Grace Nuhfer

Personal information
- Nationality: American
- Born: July 15, 2002 (age 24) Greenwood, Indiana, U.S.

Sport
- Sport: Para swimming
- Disability: Brittle cornea syndrome
- Disability class: S13

Medal record
Women's para swimming
Representing United States
Paralympics Games
| Silver medal – second place | 2024 Paris | 100 m butterfly S13 |
World Championships
| Gold medal – first place | 2025 Singapore | 100 m butterfly S13 |
| Bronze medal – third place | 2025 Singapore | 100 m freestyle S13 |
| Bronze medal – third place | 2025 Singapore | 400 m freestyle S13 |
Parapan American Games
| Silver medal – second place | 2023 Santiago | 50 m freestyle S13 |

= Grace Nuhfer =

American para swimmer (born 2002)

Grace Nuhfer (born July 15, 2002) is an American para swimmer who represented the United States at the 2024 Summer Paralympics.

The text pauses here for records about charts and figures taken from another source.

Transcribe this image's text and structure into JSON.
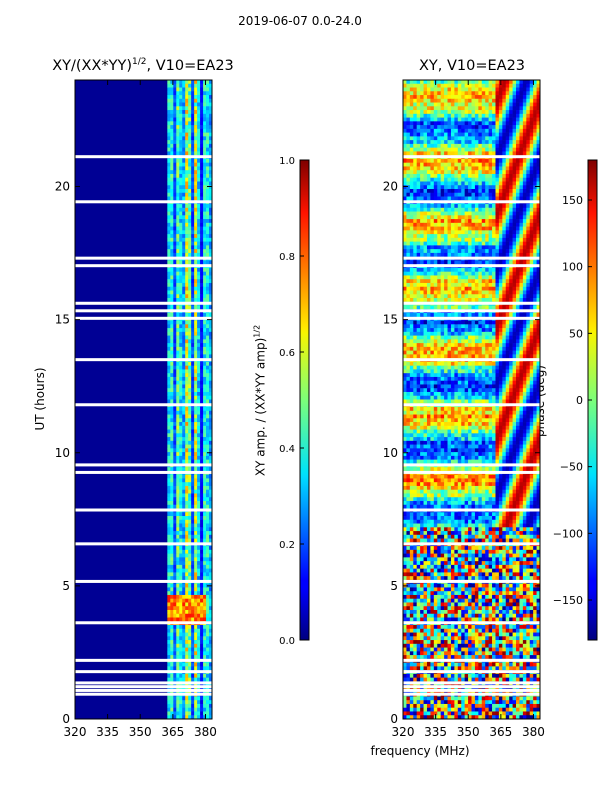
{
  "suptitle": "2019-06-07 0.0-24.0",
  "shared_xlabel": "frequency (MHz)",
  "chart_data": [
    {
      "type": "heatmap",
      "title_main": "XY/(XX*YY)",
      "title_exp": "1/2",
      "title_suffix": ", V10=EA23",
      "xlabel": "frequency (MHz)",
      "ylabel": "UT (hours)",
      "xlim": [
        320,
        383
      ],
      "ylim": [
        0,
        24
      ],
      "xticks": [
        320,
        335,
        350,
        365,
        380
      ],
      "yticks": [
        0,
        5,
        10,
        15,
        20
      ],
      "colorbar": {
        "label": "XY amp. / (XX*YY amp)",
        "label_exp": "1/2",
        "range": [
          0.0,
          1.0
        ],
        "ticks": [
          "0.0",
          "0.2",
          "0.4",
          "0.6",
          "0.8",
          "1.0"
        ],
        "tick_values": [
          0.0,
          0.2,
          0.4,
          0.6,
          0.8,
          1.0
        ]
      },
      "colormap": "jet",
      "flagged_channels_below_MHz": 362,
      "typical_value_flagged_region": 0.02,
      "typical_value_active_band": 0.4,
      "bright_patch": {
        "ut_range": [
          3.5,
          4.6
        ],
        "freq_range": [
          362,
          380
        ],
        "value": 0.75
      }
    },
    {
      "type": "heatmap",
      "title": "XY, V10=EA23",
      "xlabel": "frequency (MHz)",
      "ylabel": "",
      "xlim": [
        320,
        383
      ],
      "ylim": [
        0,
        24
      ],
      "xticks": [
        320,
        335,
        350,
        365,
        380
      ],
      "yticks": [
        0,
        5,
        10,
        15,
        20
      ],
      "colorbar": {
        "label": "phase (deg)",
        "range": [
          -180,
          180
        ],
        "ticks": [
          "150",
          "100",
          "50",
          "0",
          "−50",
          "−100",
          "−150"
        ],
        "tick_values": [
          150,
          100,
          50,
          0,
          -50,
          -100,
          -150
        ]
      },
      "colormap": "jet"
    }
  ]
}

==Early life and education==
Nuhfer attended Greenwood Community High School where she was a three-time state qualifier and won multiple Johnson County, Mid-State Conference and sectional championships in the 100-yard butterfly. In January 2021 she verbally committed to swim at the University of Akron. While at Akron she's pursuing a business/data analytics major and philosophy/pre-law minor degree.

==Career==
Nuhfer was scheduled to make her para swimming debut in May 2023, however, she underwent surgery in March to repair torn ligaments in her left wrist. She made her debut at the 2023 California Classic in September, where she won all six of her events and set an S13 American record in the 200-meter butterfly with a time of 2:30.38. As a result, she qualified to represent the United States at the 2023 Parapan American Games. During the Parapan American Games she won a silver medal in the 50 meter freestyle S13 event with a Parapan American Games record time of 27.90.

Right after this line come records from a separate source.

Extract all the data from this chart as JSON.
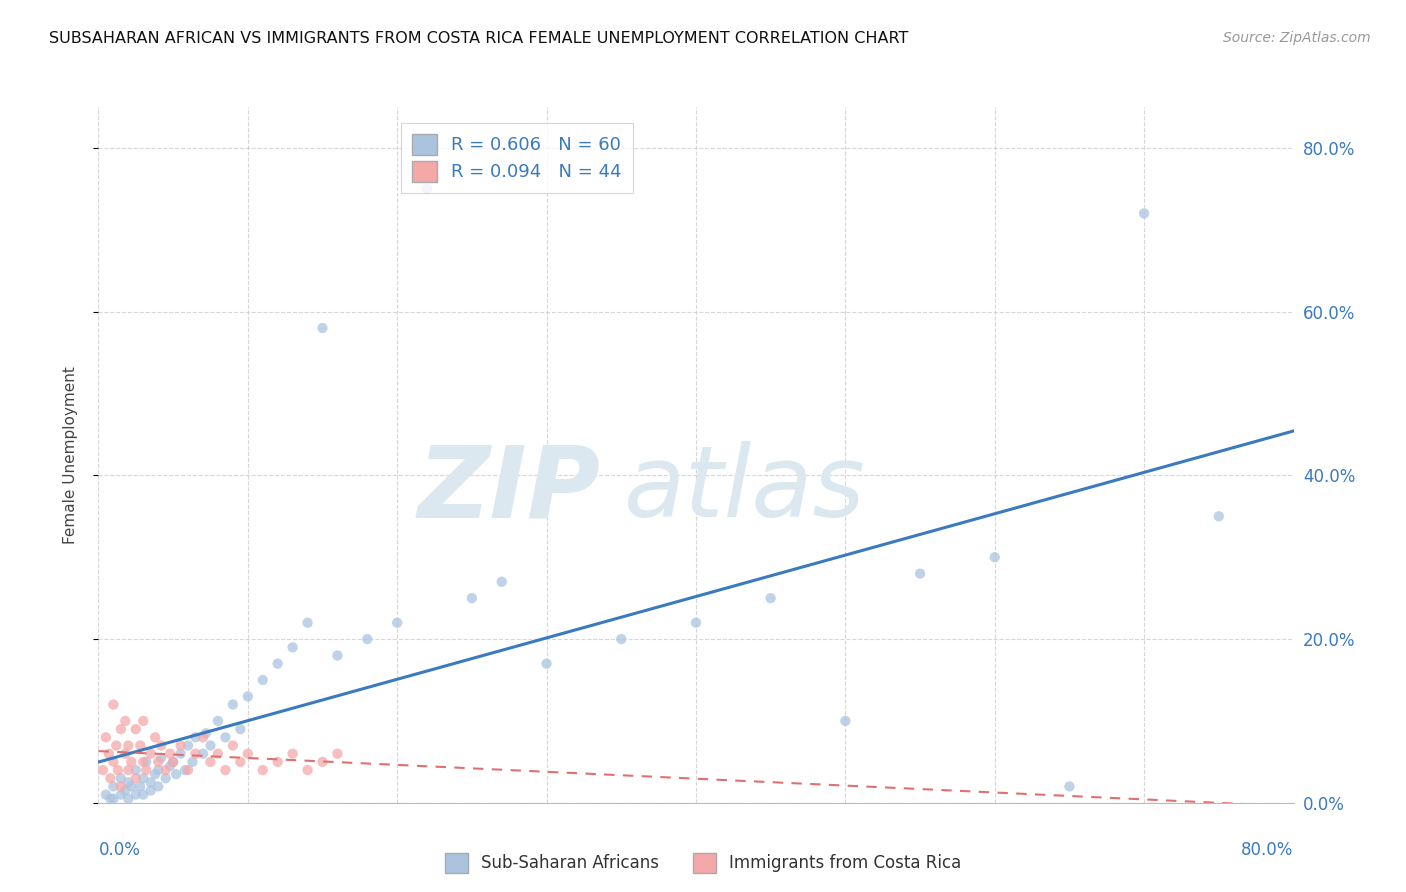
{
  "title": "SUBSAHARAN AFRICAN VS IMMIGRANTS FROM COSTA RICA FEMALE UNEMPLOYMENT CORRELATION CHART",
  "source": "Source: ZipAtlas.com",
  "ylabel": "Female Unemployment",
  "xlim": [
    0.0,
    0.8
  ],
  "ylim": [
    0.0,
    0.85
  ],
  "yticks": [
    0.0,
    0.2,
    0.4,
    0.6,
    0.8
  ],
  "xticks": [
    0.0,
    0.1,
    0.2,
    0.3,
    0.4,
    0.5,
    0.6,
    0.7,
    0.8
  ],
  "R_blue": 0.606,
  "N_blue": 60,
  "R_pink": 0.094,
  "N_pink": 44,
  "blue_color": "#aac4e0",
  "pink_color": "#f4a8a8",
  "blue_line_color": "#3a7abf",
  "pink_line_color": "#e07070",
  "watermark_color": "#dce8f0",
  "legend_entry1": "Sub-Saharan Africans",
  "legend_entry2": "Immigrants from Costa Rica",
  "background_color": "#ffffff",
  "grid_color": "#cccccc",
  "blue_scatter_x": [
    0.005,
    0.008,
    0.01,
    0.01,
    0.015,
    0.015,
    0.018,
    0.02,
    0.02,
    0.022,
    0.025,
    0.025,
    0.028,
    0.03,
    0.03,
    0.032,
    0.035,
    0.035,
    0.038,
    0.04,
    0.04,
    0.042,
    0.045,
    0.048,
    0.05,
    0.052,
    0.055,
    0.058,
    0.06,
    0.063,
    0.065,
    0.07,
    0.072,
    0.075,
    0.08,
    0.085,
    0.09,
    0.095,
    0.1,
    0.11,
    0.12,
    0.13,
    0.14,
    0.15,
    0.16,
    0.18,
    0.2,
    0.22,
    0.25,
    0.27,
    0.3,
    0.35,
    0.4,
    0.45,
    0.5,
    0.55,
    0.6,
    0.65,
    0.7,
    0.75
  ],
  "blue_scatter_y": [
    0.01,
    0.005,
    0.02,
    0.005,
    0.01,
    0.03,
    0.015,
    0.025,
    0.005,
    0.02,
    0.01,
    0.04,
    0.02,
    0.03,
    0.01,
    0.05,
    0.025,
    0.015,
    0.035,
    0.04,
    0.02,
    0.055,
    0.03,
    0.045,
    0.05,
    0.035,
    0.06,
    0.04,
    0.07,
    0.05,
    0.08,
    0.06,
    0.085,
    0.07,
    0.1,
    0.08,
    0.12,
    0.09,
    0.13,
    0.15,
    0.17,
    0.19,
    0.22,
    0.58,
    0.18,
    0.2,
    0.22,
    0.75,
    0.25,
    0.27,
    0.17,
    0.2,
    0.22,
    0.25,
    0.1,
    0.28,
    0.3,
    0.02,
    0.72,
    0.35
  ],
  "pink_scatter_x": [
    0.003,
    0.005,
    0.007,
    0.008,
    0.01,
    0.01,
    0.012,
    0.013,
    0.015,
    0.015,
    0.018,
    0.018,
    0.02,
    0.02,
    0.022,
    0.025,
    0.025,
    0.028,
    0.03,
    0.03,
    0.032,
    0.035,
    0.038,
    0.04,
    0.042,
    0.045,
    0.048,
    0.05,
    0.055,
    0.06,
    0.065,
    0.07,
    0.075,
    0.08,
    0.085,
    0.09,
    0.095,
    0.1,
    0.11,
    0.12,
    0.13,
    0.14,
    0.15,
    0.16
  ],
  "pink_scatter_y": [
    0.04,
    0.08,
    0.06,
    0.03,
    0.05,
    0.12,
    0.07,
    0.04,
    0.09,
    0.02,
    0.06,
    0.1,
    0.04,
    0.07,
    0.05,
    0.09,
    0.03,
    0.07,
    0.05,
    0.1,
    0.04,
    0.06,
    0.08,
    0.05,
    0.07,
    0.04,
    0.06,
    0.05,
    0.07,
    0.04,
    0.06,
    0.08,
    0.05,
    0.06,
    0.04,
    0.07,
    0.05,
    0.06,
    0.04,
    0.05,
    0.06,
    0.04,
    0.05,
    0.06
  ]
}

On June 30, 2024, Nuhfer was named to team USA's roster to compete at the 2024 Summer Paralympics. She won a silver medal in the 100 metre butterfly S13 event. She made her World Para Swimming Championships in 2025 and won a gold medal in the 100 metre butterfly S13 event with a time of 1:03.33. This was team USA's first medal of the World Championships.

==Personal life==
Nuhfer was born to Adam and Tami Nuhfer, and has one sister, Elaina. Her mother ran track and field for four years at Purdue University. Nuhfer and her sister both have brittle cornea syndrome, a rare genetic disorder.